The data was from the 36 states whose enrollment is through the federally run website,, and the 14 states and Washington, D.C. that operate their own health insurance marketplace under the ACA. The figures from some of the state-run marketplaces were partial. HHS Secretary Kathleen Sebelius noted the enrollment numbers in a House Energy and Commerce health subcommittee hearing that also was held Wednesday of last week.

In addition to the number of people enrolled in private insurance plans, the issue brief reported that 803,000 were determined or assessed to be eligible for Medicaid or the Children’s Health Insurance Program (CHIP), bringing the total number of people enrolled in an insurance plan or eligible for Medicaid/CHIP to 1.2 million. An additional 1.9 million people were determined to be eligible for an insurance plan but had not yet selected a plan by Nov. 30.

A state-by-state breakdown (including the District of Columbia) of the enrollment figures can be found by clicking here.
While the problems related to the health insurance marketplaces’ websites, most notably, continue to get resolved and the sites’ enrollment operations improve, some more fundamental problems and issues of ACA rollout and implementation are getting much needed attention.

 Many HIV advocates have been foreseeing the problems for months and are actively engaged and now the mainstream media  is beginning to take notice. A number of the problems and issues cluster around the concern that health insurers are discouraging people with chronic illnesses, including HIV disease, from enrolling in their plans by offering drug coverage that either is not adequate for people with chronic disease or too expensive in terms of co-pays or co-insurance.

Instances of particular HIV drugs not being covered under a marketplace plan, including some single tablet regimens, prior authorization requirements, and placing needed drugs in high pricing tiers are among the issues causing concern. Such policies and practices can be seen as violating the anti-discrimination provisions of the ACA.

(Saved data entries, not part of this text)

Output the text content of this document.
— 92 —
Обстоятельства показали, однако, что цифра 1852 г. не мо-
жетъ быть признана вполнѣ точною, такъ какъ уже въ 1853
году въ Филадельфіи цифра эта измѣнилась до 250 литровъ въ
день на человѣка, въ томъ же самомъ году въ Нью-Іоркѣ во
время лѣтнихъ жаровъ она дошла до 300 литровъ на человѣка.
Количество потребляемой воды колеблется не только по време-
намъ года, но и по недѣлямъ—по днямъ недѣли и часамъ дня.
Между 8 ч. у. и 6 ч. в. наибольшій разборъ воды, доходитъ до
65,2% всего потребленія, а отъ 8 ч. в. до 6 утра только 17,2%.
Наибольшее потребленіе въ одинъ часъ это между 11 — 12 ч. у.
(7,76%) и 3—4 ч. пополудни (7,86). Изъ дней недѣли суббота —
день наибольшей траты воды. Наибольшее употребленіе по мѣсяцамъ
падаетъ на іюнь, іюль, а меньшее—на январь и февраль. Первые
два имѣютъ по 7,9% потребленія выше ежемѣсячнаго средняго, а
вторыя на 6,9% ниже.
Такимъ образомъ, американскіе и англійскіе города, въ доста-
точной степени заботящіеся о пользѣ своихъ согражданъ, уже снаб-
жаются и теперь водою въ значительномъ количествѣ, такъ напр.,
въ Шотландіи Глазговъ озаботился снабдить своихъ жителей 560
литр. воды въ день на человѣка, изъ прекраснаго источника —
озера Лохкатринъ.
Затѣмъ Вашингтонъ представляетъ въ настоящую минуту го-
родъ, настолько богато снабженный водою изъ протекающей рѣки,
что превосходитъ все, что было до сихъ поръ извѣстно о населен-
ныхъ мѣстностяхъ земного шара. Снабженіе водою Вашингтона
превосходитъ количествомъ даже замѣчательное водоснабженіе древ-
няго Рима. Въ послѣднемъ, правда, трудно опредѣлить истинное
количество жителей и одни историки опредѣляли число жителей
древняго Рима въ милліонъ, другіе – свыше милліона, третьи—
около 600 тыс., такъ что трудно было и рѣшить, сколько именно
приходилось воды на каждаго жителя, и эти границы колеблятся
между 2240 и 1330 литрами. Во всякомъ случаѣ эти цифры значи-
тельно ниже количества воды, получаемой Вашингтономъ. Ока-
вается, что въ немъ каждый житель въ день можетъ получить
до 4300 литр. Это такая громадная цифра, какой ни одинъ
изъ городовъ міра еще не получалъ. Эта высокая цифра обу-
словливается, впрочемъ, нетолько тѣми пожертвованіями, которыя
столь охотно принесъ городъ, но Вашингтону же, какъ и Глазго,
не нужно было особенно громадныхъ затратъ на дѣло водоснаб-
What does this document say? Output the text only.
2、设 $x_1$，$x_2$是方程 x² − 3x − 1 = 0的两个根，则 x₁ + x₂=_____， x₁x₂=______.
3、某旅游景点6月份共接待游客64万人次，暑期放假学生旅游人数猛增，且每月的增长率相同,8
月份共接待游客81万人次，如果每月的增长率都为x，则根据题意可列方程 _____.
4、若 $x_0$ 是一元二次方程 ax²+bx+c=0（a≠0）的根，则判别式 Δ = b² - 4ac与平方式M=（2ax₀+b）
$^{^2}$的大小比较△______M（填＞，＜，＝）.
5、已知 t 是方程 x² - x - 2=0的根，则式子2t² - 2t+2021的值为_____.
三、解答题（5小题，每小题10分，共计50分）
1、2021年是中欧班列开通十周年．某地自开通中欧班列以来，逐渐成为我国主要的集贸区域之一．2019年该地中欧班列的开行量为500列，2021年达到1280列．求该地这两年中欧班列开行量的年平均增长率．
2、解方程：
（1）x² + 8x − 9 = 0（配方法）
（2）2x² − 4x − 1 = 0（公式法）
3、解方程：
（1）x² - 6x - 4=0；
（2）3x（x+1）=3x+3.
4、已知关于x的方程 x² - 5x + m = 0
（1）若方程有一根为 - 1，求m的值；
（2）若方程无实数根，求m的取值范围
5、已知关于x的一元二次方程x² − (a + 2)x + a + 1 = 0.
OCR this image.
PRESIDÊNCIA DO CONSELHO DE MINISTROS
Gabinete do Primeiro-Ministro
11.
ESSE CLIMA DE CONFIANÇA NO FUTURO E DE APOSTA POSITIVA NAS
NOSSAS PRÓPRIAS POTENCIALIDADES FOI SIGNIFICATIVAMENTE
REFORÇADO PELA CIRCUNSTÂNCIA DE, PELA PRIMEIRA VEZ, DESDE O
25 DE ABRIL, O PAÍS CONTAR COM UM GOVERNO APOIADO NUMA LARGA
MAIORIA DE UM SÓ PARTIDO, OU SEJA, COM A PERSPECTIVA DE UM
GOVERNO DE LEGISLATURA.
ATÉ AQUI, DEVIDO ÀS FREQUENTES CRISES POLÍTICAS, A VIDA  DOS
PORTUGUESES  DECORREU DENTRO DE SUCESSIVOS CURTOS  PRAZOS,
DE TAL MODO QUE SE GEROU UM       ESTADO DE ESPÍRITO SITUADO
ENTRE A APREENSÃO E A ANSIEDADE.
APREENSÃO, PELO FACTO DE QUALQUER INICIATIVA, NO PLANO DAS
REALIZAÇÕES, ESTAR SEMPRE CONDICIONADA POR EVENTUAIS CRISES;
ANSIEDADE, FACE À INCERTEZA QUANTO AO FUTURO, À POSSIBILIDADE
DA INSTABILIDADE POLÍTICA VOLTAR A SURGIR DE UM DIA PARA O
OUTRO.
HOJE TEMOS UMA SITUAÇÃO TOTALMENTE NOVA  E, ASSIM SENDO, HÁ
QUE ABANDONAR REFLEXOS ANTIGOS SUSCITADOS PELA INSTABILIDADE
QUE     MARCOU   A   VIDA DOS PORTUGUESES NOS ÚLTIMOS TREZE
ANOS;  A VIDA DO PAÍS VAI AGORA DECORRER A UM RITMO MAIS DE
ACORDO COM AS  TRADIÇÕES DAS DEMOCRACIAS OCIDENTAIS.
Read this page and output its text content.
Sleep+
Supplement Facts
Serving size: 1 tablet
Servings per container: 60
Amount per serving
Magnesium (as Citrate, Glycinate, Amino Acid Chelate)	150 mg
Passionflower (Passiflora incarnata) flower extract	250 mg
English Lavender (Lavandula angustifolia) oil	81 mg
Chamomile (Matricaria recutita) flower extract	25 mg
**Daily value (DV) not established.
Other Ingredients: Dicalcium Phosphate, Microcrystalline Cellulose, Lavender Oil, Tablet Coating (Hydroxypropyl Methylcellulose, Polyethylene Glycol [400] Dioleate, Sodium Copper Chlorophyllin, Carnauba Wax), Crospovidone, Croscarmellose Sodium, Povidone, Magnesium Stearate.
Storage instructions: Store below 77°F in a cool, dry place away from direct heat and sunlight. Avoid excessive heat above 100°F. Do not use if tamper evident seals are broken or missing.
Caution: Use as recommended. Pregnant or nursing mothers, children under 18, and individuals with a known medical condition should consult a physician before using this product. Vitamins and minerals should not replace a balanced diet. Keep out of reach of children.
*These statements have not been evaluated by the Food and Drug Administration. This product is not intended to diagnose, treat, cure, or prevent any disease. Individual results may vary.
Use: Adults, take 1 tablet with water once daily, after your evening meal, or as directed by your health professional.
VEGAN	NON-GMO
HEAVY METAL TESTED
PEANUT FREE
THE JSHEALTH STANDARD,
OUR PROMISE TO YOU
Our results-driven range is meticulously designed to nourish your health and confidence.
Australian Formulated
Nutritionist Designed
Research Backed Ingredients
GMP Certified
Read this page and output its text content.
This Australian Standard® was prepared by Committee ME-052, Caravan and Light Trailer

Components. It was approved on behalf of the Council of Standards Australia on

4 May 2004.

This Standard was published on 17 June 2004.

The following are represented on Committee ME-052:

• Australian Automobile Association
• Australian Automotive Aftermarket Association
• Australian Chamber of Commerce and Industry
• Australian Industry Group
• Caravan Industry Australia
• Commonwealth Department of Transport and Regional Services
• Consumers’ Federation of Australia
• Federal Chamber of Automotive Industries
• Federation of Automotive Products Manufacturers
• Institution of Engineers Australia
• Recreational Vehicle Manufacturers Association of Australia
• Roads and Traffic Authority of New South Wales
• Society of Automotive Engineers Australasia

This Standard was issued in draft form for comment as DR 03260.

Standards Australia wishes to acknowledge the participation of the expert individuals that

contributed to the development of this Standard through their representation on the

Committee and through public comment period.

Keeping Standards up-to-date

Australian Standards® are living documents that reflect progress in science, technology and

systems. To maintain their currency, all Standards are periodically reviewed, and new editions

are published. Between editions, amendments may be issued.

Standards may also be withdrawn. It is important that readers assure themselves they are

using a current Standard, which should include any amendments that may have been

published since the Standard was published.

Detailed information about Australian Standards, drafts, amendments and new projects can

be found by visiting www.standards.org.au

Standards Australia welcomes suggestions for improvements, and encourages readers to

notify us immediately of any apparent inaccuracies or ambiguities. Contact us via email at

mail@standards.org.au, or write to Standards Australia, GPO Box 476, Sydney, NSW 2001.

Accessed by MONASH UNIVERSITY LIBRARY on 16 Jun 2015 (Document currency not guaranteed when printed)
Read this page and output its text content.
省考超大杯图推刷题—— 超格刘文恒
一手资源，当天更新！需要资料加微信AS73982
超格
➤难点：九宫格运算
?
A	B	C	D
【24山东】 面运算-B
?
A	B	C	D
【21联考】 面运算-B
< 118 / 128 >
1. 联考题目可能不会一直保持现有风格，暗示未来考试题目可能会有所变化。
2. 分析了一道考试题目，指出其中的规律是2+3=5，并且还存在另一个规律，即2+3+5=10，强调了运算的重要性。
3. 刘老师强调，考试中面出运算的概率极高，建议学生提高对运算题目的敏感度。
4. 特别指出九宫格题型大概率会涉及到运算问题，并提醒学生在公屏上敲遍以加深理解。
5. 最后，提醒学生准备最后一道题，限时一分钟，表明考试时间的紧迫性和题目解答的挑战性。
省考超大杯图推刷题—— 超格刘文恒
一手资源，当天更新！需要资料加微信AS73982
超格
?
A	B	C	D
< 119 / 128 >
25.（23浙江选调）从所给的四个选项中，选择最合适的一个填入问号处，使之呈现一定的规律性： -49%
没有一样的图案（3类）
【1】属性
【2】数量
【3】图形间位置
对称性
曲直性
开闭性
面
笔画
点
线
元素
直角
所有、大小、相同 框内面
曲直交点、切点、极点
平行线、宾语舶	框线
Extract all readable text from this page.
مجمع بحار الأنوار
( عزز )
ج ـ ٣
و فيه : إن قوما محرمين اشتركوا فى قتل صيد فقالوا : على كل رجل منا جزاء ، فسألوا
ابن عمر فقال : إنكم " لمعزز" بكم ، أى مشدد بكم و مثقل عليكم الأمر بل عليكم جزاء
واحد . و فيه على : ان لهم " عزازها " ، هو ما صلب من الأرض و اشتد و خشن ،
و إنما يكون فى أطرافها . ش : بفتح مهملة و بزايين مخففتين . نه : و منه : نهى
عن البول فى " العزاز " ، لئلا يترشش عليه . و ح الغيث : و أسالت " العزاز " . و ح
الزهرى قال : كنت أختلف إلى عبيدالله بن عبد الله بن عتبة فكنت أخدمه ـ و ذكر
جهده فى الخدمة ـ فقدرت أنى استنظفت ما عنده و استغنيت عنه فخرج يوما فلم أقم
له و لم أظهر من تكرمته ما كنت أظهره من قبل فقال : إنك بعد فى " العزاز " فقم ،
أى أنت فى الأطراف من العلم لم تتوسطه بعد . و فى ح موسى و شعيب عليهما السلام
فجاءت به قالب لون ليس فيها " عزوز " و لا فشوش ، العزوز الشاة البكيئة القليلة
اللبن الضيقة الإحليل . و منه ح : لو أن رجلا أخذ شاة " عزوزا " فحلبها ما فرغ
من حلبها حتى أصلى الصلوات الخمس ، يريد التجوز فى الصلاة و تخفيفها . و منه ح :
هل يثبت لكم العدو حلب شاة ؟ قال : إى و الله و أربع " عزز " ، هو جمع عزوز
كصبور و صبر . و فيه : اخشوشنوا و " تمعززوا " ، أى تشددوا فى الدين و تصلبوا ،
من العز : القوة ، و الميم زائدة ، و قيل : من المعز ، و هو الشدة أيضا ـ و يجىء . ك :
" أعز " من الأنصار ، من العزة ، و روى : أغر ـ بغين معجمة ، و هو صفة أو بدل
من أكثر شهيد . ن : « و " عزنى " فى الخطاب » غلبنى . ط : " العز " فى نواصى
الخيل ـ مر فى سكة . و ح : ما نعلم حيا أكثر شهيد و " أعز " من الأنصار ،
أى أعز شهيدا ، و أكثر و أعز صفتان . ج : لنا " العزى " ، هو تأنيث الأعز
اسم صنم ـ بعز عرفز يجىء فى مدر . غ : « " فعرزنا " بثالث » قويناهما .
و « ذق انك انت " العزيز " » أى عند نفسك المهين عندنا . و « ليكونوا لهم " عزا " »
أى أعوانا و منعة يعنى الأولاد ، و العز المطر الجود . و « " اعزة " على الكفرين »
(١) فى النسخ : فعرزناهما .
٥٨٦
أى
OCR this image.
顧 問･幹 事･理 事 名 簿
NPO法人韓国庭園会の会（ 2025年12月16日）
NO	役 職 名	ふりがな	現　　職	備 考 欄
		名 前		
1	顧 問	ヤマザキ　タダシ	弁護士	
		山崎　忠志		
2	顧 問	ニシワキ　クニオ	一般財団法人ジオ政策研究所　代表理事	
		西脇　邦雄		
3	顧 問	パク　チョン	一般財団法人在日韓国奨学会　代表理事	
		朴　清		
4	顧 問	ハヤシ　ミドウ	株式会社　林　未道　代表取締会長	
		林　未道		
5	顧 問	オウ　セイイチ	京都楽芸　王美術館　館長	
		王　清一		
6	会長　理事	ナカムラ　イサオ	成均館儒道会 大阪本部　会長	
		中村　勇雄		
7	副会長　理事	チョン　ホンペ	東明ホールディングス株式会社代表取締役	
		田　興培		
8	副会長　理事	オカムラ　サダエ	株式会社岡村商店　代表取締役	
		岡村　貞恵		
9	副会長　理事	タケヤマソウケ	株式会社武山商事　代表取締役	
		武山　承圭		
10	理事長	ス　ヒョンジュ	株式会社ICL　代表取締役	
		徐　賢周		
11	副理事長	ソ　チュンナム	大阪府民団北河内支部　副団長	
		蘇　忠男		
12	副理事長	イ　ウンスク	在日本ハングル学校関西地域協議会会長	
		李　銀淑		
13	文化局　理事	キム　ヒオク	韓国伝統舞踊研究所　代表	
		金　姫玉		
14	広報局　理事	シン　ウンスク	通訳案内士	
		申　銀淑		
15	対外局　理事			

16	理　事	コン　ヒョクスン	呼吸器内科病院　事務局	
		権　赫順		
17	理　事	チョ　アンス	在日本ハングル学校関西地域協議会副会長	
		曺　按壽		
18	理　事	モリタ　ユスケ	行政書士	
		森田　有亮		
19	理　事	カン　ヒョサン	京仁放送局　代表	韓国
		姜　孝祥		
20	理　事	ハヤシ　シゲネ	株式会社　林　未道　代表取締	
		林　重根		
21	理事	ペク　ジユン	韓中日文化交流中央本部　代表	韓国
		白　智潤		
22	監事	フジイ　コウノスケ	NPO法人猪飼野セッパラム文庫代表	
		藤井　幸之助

 Limitations on the choice of providers in a plan’s network is also a concern as well as the limited number of plans that may be available in areas within a state, notably rural areas. Compounding these problems is the difficulty many consumers, advocates, and case managers are experiencing in getting clear information on the coverage offered under a plan and clear information on the amount of co-pays for prescription drugs.

HIV and other healthcare advocates, many of whom have been strong supporters of the ACA, are focusing advocacy on the problems emerging as the ACA is implemented. This includes advocacy focused on ensuring clearer and stronger federal rules and regulations consistent with the letter and spirit of the ACA and vigorous oversight by the federal government and, when appropriate, state governments. And most certainly, we must continue to advocate Medicaid expansion in the states that so far have opted out. No surprise, the ACA is not a panacea but a work in progress and our advocacy on behalf of people living with HIV and other chronic diseases is very much a part of the work.